The devotional life of the Christian Year has led us on and up to the Mystery of the Holy Trinity. Each of the seasons from Advent on has brought its teaching and special devotions. The familiar language of Creed, Collects, Prefaces, Sanctus, Gloria in Excelsis and Gloria Patri has given us the vocabulary of Christian devotion. The devout observance of the Christian Year is the most effective approach to the Knowledge of God. The teaching informs the mind; the discipline trains the will; the devotion enkindles the heart. By Sacrament, meditation and prayer the whole being is led into the knowledge and love of God. It is the knowledge of love. Personal knowledge is just that. It cannot be less. It could not be more. Personal knowledge can only be gained by personal contact. We can only really know a person by living with that person. We can only know God by living with God. This is why God came to live with us. He came that we might know Him. He was made flesh and dwelt among us that we might know Him, the only true God. He came to teach us that we love Him by keeping His Commandments. It is the first and great Commandment that we love God with all the heart, and with all the soul, and with all the mind. Out of this love grows the knowledge. There is no indirect approach. There is no short cut.
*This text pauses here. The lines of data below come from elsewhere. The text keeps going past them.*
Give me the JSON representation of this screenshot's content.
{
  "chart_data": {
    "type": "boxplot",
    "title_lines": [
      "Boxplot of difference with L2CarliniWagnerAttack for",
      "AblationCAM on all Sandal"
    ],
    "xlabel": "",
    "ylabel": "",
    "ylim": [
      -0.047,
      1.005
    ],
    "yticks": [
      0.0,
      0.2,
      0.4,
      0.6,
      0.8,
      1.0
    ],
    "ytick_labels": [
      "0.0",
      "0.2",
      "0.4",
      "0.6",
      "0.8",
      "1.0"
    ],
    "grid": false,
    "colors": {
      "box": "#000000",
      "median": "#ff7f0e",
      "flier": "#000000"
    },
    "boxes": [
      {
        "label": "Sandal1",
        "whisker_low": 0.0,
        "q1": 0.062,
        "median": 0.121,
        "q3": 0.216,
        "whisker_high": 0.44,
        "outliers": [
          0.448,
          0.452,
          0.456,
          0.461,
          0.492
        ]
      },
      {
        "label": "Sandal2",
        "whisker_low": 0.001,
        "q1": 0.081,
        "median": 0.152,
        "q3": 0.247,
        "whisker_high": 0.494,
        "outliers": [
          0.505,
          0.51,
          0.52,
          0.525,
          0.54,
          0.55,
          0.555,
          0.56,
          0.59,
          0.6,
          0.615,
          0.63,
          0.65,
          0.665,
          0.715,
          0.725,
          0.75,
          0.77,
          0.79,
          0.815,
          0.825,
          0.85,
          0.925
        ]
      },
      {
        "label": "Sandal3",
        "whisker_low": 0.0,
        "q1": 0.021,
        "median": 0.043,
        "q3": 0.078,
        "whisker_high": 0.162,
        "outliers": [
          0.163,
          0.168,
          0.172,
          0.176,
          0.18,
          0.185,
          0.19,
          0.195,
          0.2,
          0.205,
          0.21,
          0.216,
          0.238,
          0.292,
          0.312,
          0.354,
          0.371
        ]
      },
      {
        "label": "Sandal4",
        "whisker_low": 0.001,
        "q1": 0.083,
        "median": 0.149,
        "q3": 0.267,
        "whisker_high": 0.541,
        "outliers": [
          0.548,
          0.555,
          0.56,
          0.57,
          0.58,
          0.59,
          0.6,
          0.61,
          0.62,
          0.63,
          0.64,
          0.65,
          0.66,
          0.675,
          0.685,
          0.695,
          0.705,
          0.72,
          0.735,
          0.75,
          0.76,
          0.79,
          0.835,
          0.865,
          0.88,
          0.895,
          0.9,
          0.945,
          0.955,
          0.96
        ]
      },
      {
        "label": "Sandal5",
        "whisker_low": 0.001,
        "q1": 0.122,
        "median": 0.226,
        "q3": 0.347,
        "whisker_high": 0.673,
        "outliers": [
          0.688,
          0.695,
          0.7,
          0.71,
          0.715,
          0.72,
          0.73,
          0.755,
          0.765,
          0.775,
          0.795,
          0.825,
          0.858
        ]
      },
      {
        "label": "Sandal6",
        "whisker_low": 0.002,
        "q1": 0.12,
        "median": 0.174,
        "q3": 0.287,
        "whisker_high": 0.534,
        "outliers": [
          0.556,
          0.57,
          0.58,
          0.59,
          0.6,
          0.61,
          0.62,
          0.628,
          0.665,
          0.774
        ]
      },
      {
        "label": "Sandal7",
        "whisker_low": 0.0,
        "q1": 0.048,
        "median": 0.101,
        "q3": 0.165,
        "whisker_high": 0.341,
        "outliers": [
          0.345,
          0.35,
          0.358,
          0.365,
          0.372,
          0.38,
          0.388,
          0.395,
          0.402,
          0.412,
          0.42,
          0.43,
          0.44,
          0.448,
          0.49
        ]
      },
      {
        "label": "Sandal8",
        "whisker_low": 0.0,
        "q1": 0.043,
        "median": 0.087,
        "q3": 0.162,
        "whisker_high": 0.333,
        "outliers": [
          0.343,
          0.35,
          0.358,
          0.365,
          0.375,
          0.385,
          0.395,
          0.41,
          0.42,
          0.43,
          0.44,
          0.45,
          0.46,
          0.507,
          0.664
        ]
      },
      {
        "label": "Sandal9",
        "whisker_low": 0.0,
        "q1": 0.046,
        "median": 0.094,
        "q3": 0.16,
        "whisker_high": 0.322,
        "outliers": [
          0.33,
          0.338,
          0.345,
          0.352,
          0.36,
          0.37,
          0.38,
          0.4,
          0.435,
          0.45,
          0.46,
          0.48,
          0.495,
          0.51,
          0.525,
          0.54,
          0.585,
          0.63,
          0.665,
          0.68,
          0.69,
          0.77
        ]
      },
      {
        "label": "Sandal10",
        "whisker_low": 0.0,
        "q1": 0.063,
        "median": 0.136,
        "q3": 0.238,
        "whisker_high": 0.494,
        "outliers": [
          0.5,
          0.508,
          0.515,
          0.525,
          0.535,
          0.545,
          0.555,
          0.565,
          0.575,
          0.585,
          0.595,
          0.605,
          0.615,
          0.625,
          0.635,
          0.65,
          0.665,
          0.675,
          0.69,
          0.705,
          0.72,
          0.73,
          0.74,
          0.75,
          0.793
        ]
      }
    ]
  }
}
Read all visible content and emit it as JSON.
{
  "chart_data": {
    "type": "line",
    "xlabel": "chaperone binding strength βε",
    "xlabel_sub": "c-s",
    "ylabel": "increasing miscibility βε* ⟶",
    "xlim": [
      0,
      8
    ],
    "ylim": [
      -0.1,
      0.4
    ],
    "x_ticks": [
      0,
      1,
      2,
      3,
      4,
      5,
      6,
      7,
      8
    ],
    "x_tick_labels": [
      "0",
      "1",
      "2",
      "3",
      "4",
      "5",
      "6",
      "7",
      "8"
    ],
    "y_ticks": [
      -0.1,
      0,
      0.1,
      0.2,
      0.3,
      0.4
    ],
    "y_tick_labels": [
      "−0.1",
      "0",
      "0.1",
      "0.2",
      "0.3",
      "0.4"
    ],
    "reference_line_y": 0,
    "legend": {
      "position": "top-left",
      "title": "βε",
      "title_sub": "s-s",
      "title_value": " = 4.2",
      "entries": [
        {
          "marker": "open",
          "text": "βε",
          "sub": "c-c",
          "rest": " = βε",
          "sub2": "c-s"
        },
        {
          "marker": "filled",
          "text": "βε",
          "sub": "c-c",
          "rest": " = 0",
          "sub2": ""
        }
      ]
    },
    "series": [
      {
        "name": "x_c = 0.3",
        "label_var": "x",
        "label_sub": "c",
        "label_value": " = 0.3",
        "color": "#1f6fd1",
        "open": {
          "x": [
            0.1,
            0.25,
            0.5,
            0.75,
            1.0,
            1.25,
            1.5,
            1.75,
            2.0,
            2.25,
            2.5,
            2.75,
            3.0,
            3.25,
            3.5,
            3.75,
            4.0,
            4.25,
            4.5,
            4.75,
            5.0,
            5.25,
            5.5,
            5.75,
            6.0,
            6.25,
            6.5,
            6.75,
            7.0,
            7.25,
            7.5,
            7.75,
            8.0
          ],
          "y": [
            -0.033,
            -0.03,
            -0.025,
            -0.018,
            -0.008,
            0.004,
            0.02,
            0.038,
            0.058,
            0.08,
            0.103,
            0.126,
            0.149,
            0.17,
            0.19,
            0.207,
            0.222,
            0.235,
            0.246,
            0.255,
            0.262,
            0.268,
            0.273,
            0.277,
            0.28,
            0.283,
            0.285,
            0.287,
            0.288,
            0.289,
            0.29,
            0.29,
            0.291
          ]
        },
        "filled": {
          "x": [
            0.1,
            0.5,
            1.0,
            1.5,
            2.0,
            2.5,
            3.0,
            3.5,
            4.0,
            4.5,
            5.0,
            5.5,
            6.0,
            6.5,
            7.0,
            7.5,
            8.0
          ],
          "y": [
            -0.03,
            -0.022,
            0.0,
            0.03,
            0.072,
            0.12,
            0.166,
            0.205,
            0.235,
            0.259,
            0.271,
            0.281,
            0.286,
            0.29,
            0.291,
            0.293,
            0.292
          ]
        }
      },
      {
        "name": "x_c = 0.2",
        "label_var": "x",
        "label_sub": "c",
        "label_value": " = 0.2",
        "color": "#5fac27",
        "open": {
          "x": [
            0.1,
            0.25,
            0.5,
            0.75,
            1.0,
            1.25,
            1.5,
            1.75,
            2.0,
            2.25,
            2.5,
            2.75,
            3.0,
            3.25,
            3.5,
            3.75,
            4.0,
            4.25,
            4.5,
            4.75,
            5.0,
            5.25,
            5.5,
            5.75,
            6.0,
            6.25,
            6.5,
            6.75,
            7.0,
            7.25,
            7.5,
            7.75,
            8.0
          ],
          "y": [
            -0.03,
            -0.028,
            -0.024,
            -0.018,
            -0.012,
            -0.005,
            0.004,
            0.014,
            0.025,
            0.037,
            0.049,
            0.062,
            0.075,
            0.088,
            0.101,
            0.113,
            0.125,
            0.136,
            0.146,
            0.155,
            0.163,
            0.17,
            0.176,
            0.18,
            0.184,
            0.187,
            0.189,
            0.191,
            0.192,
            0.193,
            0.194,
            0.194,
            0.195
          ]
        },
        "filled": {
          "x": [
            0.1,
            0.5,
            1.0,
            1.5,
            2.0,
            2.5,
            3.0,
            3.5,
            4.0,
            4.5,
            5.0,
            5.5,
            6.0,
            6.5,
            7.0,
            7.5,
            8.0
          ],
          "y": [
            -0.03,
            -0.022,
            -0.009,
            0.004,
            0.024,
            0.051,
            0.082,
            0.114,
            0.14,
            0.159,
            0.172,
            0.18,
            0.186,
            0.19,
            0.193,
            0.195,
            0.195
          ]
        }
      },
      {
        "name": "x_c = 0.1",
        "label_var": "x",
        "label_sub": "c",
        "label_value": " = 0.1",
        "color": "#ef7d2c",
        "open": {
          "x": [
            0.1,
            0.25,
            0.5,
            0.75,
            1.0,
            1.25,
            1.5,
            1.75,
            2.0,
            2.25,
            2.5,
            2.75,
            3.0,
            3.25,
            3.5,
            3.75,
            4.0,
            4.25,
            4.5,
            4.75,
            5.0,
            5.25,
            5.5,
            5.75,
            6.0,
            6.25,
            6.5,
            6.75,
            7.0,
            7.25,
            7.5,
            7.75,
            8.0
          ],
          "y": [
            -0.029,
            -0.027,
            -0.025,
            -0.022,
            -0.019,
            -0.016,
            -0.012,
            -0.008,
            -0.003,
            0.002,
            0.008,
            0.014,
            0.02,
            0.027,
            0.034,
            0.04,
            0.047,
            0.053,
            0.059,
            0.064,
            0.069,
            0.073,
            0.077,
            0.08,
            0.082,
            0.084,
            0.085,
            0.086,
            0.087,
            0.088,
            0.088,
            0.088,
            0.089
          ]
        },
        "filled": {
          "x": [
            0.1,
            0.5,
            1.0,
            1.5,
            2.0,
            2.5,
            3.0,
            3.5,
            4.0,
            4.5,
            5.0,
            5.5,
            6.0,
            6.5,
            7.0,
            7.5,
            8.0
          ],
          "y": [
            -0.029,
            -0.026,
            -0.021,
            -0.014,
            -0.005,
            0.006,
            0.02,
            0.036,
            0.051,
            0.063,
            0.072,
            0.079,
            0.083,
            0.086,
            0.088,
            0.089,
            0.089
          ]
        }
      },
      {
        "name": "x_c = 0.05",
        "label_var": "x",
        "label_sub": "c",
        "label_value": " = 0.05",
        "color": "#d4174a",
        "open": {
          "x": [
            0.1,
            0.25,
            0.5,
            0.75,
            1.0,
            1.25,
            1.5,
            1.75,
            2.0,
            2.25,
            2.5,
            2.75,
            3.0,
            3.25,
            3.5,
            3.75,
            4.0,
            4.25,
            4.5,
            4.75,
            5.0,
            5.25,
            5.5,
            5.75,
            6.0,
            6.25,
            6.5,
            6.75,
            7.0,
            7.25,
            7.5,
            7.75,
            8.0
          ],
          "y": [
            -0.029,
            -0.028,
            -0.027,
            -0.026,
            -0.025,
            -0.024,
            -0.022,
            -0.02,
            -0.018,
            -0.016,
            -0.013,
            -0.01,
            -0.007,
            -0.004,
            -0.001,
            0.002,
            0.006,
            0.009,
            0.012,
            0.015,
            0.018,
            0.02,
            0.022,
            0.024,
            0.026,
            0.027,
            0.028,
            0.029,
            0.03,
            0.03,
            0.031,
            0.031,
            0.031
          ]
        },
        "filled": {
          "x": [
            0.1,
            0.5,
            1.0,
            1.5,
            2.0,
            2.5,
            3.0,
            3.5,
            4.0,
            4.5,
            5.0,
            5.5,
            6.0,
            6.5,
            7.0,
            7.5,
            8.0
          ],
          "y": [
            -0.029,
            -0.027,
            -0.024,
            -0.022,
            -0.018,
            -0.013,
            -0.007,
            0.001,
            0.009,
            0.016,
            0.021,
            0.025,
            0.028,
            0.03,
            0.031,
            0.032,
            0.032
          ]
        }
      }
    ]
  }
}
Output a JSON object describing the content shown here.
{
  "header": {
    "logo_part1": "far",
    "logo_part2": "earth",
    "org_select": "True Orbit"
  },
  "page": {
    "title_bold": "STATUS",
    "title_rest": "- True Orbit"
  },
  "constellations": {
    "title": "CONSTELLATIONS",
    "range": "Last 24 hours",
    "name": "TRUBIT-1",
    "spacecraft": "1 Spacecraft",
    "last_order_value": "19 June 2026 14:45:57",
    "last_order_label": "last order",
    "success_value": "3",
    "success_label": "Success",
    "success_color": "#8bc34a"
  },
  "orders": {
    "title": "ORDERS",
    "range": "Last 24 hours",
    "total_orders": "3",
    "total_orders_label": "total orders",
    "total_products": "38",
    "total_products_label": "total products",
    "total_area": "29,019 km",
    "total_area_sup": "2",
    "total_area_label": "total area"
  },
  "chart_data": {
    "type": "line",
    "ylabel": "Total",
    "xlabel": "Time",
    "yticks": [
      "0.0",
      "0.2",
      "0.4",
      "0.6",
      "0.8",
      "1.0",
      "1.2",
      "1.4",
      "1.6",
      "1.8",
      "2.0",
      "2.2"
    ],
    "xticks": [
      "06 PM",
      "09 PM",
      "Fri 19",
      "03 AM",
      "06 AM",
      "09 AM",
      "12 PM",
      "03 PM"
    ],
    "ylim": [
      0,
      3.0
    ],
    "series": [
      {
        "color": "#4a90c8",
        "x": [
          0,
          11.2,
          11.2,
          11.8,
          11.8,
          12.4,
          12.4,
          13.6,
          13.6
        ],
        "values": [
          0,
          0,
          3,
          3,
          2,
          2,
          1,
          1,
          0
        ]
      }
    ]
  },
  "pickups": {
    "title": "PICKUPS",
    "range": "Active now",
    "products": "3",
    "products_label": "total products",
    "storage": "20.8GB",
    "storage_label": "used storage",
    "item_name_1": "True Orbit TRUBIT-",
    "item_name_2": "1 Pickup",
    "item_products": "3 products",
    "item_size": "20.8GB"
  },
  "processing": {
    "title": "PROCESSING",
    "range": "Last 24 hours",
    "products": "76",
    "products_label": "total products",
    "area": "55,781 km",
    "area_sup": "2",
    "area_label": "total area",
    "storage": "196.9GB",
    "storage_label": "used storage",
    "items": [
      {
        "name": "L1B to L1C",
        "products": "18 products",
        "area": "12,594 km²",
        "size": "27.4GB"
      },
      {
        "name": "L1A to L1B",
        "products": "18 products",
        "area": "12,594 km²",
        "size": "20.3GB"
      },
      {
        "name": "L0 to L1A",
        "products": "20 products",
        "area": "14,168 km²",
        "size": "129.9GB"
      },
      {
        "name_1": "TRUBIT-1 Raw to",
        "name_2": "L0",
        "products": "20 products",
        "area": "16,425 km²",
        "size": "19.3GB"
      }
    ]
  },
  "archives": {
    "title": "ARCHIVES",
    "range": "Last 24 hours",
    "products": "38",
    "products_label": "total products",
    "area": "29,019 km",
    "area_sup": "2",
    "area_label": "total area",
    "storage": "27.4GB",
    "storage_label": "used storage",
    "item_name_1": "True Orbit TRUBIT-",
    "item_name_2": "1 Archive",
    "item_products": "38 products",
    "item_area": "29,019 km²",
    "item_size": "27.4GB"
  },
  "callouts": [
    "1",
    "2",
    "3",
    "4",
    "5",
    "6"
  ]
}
But the direct approach is the easiest approach. The way of love is the shortest way. Our deepest needs drive us to it. We need the Father who created us. We need the Son who redeemed us. We need the Holy Ghost who sanctifies us. It is in some deep experience of the Providence of the Father, that we cry “only God could have done this.” It is in some deep experience of redemption by the Son, that we cry, “only God could have done this.” It is in some deep experience of the leading of the Holy Ghost, that we cry, “only God could have done this.” In each of these experiences we recognize the Father as God, and the Son as God, and the Holy Ghost as God. There is no confounding the Persons, nor dividing the Substance. The Father is God. The Son is God. The Holy Ghost is God. And yet they are not three Gods, but One God. Here on earth, in the temptations which are involved in our period of probation, we may work our way up into a knowledge which even the Angels cannot have. They know Him in bliss. We know Him in bitterness. They know Him in the light. We know Him in the dark. There is a passionate, piercing knowledge which is all our own. And because it is all our own, we may be content with it.

“Blessed are the pure in heart,” said Our Lord, “for they shall see God.” There must be nothing in our hearts that is alien to God. There must be no foreign substance lodged in the delicate organism of the soul to impair or impede its functioning. There must be no lurking poison to deaden the spiritual sensibilities or to dull the powers of spiritual perception. Cleansing must always precede illumination. And the expulsive force of charity is the supreme cleansing energy. Charity purges out base desire. Charity quickens the spiritual sensibilities and clarifies the spiritual vision. The Beatific Vision is the reward that awaits those who love God.